For an hour on Wednesday, Plato, Minn., farmer Brian Thalmann, his dad Randall, and his son Adam, visited with Alexis Taylor, Deputy Under Secretary for Farm and Foreign Agricultural Services at USDA. Taylor is the official directly in charge of the farm program, crop insurance and the USDA’s export promotion agency.
One of the topics Brian brought up was credit, which has become tight in farm country and in the current market environment, yet represents the lifeblood of farmers.
“Credit depends on one thing,” Thalmann said. “A strong crop insurance program. This is the only thing that gives banks the confidence to say yes to farmers for the operating and capital-expenditure loans that keep them in operation every growing season.”
Randall and Taylor walked through a history of the ups and downs of the farm program, both agreeing that there are parts that work and others that represent a work in progress, which is the reason for the under secretary to visit with farmers.
Taylor grew up on an Iowa farm and is well-versed in how the USDA’s programs impact farmers. Thalmann focused on how their family farm, a continuous venture since 1877, depends on a vital side business.
Several decades ago, when Randall was first farming on his own, he became a seed dealer. And even though it was only 10 percent of the farm’s income, the USDA farm program at that time excluded the Thalmanns on that basis. The seed business — they grow custom soybeans for seed for Stine and its host of major seed company customers — now represents between 30-40 percent of the farm’s revenue.
Thankfully, farm program rules no longer discriminate against such entrepreneurial activity.
The Thalmanns also covered other challenges they’ve faced with USDA farm programs over the years and discussed possible solutions with Taylor.

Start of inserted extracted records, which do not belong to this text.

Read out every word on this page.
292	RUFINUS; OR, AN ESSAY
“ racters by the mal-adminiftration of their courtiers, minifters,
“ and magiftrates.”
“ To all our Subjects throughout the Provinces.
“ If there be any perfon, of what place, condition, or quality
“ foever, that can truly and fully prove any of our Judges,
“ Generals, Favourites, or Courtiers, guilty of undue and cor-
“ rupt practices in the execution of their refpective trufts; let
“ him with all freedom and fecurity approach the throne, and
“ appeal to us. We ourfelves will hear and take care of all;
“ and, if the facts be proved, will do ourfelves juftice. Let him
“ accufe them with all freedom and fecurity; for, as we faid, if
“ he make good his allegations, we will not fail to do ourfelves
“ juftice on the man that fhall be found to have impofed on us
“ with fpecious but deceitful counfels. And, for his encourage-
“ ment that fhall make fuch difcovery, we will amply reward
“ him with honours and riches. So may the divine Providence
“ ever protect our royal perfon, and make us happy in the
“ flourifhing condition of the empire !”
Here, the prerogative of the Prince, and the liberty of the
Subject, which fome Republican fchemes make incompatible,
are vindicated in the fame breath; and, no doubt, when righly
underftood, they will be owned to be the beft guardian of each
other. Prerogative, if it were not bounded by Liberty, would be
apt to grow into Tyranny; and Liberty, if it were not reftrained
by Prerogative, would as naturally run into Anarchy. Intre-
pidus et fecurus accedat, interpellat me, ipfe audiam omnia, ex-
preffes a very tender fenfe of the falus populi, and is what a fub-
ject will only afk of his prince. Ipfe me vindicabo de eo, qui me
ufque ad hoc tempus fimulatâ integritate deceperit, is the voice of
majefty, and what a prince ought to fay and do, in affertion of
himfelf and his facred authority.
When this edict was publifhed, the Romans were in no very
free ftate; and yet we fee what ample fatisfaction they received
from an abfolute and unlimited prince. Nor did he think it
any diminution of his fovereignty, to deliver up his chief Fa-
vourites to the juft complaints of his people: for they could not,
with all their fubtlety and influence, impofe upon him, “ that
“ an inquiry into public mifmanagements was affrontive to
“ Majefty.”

With water quality and environmental concerns about corn farming rising, the Thalmanns spent part of the visit talking about conservation efforts on their farm and investments the Minnesota Corn Growers Association is making in research and initiatives to help farmers better manage nitrogen fertilizer and protect water quality.
Randall and Brian also highlighted the incredible bounty of biomass and organic matter in the soil generated by today’s corn varieties. With the root mass and the stalks and leaves that remain after harvest, they are adding 20,000 pounds of organic matter per acre — biomass that returns to the earth and enriches the soil.
The importance of ethanol to Minnesota farmers was also discussed. The Thalmanns are shareholders at Heartland Corn Products ethanol plant in Winthrop, built in 1995.
“Our goal is to add value to 100 percent of our grain,” Brian said. “Over the years we have been able to build up our investment in Heartland Corn Products, so that together with our seed business, we’ve achieved that goal. We also contract with other area farmers to produce some of our soybean, oats and wheat seed, so we are helping other farmers add value to their production. Really, adding value is the way for farmers to build a strong future for American agriculture.”